Fußballdeutschland ist stolz auf die deutsche Nationalmannschaft. Trotz eines Ausscheidens bei der EM 2024 im Viertelfinale gegen Spanien, haben es Bundestrainer Julian Nagelsmann und seine Spieler geschafft, die Fans wieder hinter sich zu bringen - mit Leidenschaft, Teamgeist und deutschen Stärken. Wer hätte diese Leistungsexplosion vor einigen Monaten überhaupt für möglich gehalten?

Doch während die Herzen der Fans noch vom Teamspirit auf dem Spielfeld erfüllt sind, schleicht sich eine stille, aber mächtige Veränderung in unsere Stadien, in unsere Wohnzimmer und in unser Unterbewusstsein: die Dominanz chinesischer Unternehmen in der Bandenwerbung - und in unserer Wirtschaft.

Die UEFA, der mächtige europäische Fußballverband, produziert speziell zugeschnittene Werbung für TV-Zuschauer in Deutschland, China und den USA – mit virtuell angepassten Werbebanden. In unterschiedlichen Ländern kann folglich bei den Live-Spielen teils unterschiedliche Werbung auf den LED-Banden gezeigt werden. Diese subtile, aber effektive Präsenz wirft Fragen auf, die weit über das Spielfeld hinausgehen und die Zukunft unserer Wirtschaft und kulturellen Identität betreffen.

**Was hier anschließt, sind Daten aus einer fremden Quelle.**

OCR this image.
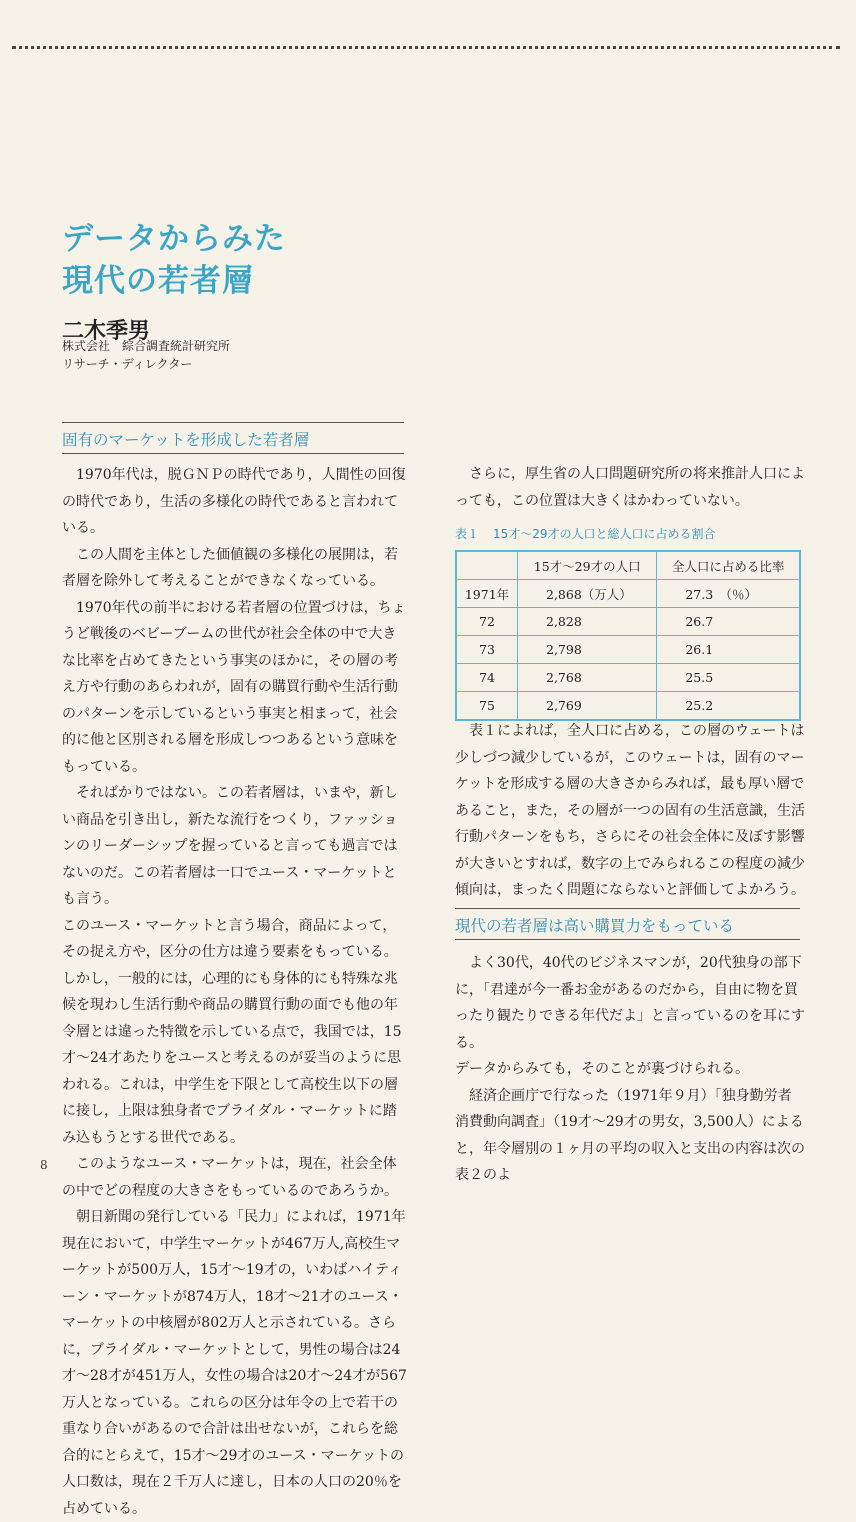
データからみた
現代の若者層
二木季男
株式会社　綜合調査統計研究所
リサーチ・ディレクター
固有のマーケットを形成した若者層

1970年代は，脱ＧＮＰの時代であり，人間性の回復の時代であり，生活の多様化の時代であると言われている。

この人間を主体とした価値観の多様化の展開は，若者層を除外して考えることができなくなっている。

1970年代の前半における若者層の位置づけは，ちょうど戦後のベビーブームの世代が社会全体の中で大きな比率を占めてきたという事実のほかに，その層の考え方や行動のあらわれが，固有の購買行動や生活行動のパターンを示しているという事実と相まって，社会的に他と区別される層を形成しつつあるという意味をもっている。

そればかりではない。この若者層は，いまや，新しい商品を引き出し，新たな流行をつくり，ファッションのリーダーシップを握っていると言っても過言ではないのだ。この若者層は一口でユース・マーケットとも言う。

このユース・マーケットと言う場合，商品によって，その捉え方や，区分の仕方は違う要素をもっている。しかし，一般的には，心理的にも身体的にも特殊な兆候を現わし生活行動や商品の購買行動の面でも他の年令層とは違った特徴を示している点で，我国では，15才～24才あたりをユースと考えるのが妥当のように思われる。これは，中学生を下限として高校生以下の層に接し，上限は独身者でブライダル・マーケットに踏み込もうとする世代である。

このようなユース・マーケットは，現在，社会全体の中でどの程度の大きさをもっているのであろうか。

朝日新聞の発行している「民力」によれば，1971年現在において，中学生マーケットが467万人,高校生マーケットが500万人，15才～19才の，いわばハイティーン・マーケットが874万人，18才～21才のユース・マーケットの中核層が802万人と示されている。さらに，ブライダル・マーケットとして，男性の場合は24才～28才が451万人，女性の場合は20才～24才が567万人となっている。これらの区分は年令の上で若干の重なり合いがあるので合計は出せないが，これらを総合的にとらえて，15才～29才のユース・マーケットの人口数は，現在２千万人に達し，日本の人口の20％を占めている。

さらに，厚生省の人口問題研究所の将来推計人口によっても，この位置は大きくはかわっていない。

表１ 15才～29才の人口と総人口に占める割合
	15才～29才の人口	全人口に占める比率
1971年	2,868（万人）	27.3　（％）
72	2,828	26.7
73	2,798	26.1
74	2,768	25.5
75	2,769	25.2

表１によれば，全人口に占める，この層のウェートは少しづつ減少しているが，このウェートは，固有のマーケットを形成する層の大きさからみれば，最も厚い層であること，また，その層が一つの固有の生活意識，生活行動パターンをもち，さらにその社会全体に及ぼす影響が大きいとすれば，数字の上でみられるこの程度の減少傾向は，まったく問題にならないと評価してよかろう。

現代の若者層は高い購買力をもっている

よく30代，40代のビジネスマンが，20代独身の部下に，「君達が今一番お金があるのだから，自由に物を買ったり観たりできる年代だよ」と言っているのを耳にする。

データからみても，そのことが裏づけられる。

経済企画庁で行なった（1971年９月）「独身勤労者消費動向調査」（19才～29才の男女，3,500人）によると，年令層別の１ヶ月の平均の収入と支出の内容は次の表２のよ

8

Warum sehen wir also bei der Fußball-Europameisterschaft 2024 in Deutschland so viele Werbeanzeigen von Unternehmen wie AliPay, AliExpress und BYD, während europäische und insbesondere deutsche Firmen kaum vertreten sind? Nur wenige heimische Namen wie Adidas, Lidl und Betano Sportwetten tauchen sporadisch auf den Banden auf. Diese Entwicklung ist kein Zufall, sondern das Ergebnis einer strategischen Offensive chinesischer Unternehmen, die gezielt in den europäischen und deutschen Markt vordringen wollen.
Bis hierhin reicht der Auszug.